Out of the latest “purge” the regime has emerged so covered with infamy that the organs of the world press have begun to speculate seriously whether Stalin has not lost his senses. Too simple a solution for this problem! First it was deemed that Stalin had emerged victorious owing to the exceptional qualities of his intellect. But when the reflexes of the bureaucracy become epileptic in character, those who worshipped the “leader” yesterday begin asking themselves whether he had not gone mad. Both appraisals are false. Stalin is no “genius”. In the proper sense of the term, he is not even intelligent, that is, if by intelligence is meant the ability to view events in their connection and development.
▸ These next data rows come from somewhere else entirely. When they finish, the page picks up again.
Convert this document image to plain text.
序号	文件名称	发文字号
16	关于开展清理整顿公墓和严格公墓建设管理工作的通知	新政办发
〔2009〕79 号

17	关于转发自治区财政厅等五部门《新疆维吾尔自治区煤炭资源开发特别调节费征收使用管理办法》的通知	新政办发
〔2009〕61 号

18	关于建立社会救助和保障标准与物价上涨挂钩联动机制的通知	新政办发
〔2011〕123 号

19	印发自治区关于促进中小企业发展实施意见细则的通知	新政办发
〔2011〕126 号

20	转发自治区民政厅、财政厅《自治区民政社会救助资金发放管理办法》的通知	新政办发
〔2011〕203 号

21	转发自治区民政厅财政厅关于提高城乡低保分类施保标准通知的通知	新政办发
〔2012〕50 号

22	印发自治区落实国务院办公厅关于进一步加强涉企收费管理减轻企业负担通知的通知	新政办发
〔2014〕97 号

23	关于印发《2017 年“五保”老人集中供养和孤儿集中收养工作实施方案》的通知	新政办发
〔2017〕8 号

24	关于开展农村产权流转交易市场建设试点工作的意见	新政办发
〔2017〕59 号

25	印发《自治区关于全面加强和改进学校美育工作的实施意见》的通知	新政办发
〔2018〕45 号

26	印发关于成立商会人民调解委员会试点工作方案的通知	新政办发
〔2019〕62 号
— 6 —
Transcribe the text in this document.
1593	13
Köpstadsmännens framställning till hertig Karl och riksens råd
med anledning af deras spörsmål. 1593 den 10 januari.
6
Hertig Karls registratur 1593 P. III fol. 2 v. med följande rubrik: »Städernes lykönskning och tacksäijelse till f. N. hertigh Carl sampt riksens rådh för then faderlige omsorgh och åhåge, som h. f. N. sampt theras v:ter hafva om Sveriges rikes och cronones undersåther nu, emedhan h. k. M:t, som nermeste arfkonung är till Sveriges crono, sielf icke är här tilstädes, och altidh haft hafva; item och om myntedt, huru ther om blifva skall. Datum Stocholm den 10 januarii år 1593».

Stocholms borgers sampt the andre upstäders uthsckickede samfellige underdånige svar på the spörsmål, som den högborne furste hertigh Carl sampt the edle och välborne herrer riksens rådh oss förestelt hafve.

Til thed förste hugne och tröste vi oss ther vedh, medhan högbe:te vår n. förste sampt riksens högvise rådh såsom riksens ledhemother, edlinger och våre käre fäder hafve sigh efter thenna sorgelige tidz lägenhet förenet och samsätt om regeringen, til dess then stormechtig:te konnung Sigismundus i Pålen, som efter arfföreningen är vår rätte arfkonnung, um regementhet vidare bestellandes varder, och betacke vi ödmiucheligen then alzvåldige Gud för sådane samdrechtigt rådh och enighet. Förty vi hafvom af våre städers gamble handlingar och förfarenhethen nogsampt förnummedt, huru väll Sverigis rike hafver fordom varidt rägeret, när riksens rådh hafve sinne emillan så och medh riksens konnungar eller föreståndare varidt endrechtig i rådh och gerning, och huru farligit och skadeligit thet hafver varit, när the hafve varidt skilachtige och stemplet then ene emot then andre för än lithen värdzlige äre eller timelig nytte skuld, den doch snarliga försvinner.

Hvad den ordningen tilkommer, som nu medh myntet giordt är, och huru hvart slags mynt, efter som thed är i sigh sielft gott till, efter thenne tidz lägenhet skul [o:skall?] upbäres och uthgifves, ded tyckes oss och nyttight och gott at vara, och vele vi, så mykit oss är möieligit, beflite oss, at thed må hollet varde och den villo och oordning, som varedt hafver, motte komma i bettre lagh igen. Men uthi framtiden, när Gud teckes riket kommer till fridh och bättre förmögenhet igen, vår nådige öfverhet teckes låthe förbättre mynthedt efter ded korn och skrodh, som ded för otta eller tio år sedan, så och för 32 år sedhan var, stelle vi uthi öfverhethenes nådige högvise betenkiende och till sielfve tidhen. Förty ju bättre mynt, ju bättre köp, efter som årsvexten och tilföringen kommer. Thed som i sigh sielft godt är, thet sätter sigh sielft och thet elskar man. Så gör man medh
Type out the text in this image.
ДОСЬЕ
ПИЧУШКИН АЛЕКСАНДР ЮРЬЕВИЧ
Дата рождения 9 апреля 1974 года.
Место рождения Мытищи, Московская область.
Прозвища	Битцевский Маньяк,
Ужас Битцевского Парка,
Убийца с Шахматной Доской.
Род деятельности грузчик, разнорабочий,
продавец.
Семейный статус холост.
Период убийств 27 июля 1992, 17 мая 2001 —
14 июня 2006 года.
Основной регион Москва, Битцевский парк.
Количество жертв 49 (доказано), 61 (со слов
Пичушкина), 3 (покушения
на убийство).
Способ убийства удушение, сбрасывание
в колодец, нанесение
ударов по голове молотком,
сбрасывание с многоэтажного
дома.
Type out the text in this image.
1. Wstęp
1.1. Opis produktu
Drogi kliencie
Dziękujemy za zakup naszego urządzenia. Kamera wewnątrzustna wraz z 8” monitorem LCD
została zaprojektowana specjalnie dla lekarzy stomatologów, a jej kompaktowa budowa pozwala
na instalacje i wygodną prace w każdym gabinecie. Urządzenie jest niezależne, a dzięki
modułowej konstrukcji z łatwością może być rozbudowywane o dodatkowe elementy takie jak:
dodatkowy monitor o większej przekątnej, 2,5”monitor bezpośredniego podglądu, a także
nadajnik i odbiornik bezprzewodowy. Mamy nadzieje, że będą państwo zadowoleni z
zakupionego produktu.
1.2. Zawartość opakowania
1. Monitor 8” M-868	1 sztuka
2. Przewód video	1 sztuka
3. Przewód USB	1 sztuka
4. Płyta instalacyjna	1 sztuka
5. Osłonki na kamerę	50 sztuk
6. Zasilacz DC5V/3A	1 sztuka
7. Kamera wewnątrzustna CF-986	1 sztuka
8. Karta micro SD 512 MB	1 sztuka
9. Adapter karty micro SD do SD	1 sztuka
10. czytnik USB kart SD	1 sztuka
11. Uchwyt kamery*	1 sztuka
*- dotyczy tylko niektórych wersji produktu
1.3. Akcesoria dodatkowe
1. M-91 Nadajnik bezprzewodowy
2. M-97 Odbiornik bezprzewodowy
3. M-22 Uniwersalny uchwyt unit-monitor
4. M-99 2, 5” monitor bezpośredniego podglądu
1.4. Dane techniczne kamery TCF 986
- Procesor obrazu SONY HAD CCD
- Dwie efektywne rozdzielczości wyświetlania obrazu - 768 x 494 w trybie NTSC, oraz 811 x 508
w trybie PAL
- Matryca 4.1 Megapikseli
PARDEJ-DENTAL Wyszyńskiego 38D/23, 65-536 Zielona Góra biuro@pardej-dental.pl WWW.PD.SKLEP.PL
But neither is Stalin a madman. He was carried to the top by the wave of Thermidor. He came to believe that the source of his power lay in himself. But the caste of parvenus, who had proclaimed him genius, disintegrated and corroded within a short space of time. The land of the October revolution is in urgent need of a different political regime. The position of the ruling clique leaves no more room for any rational politics. “Insanity” is located not in Stalin but in the regime which has completely drained itself. This explanation, however, does not contain even a hint of any moral justification of Stalin. He will depart from the scene as the most tarnished figure in mankind’s history.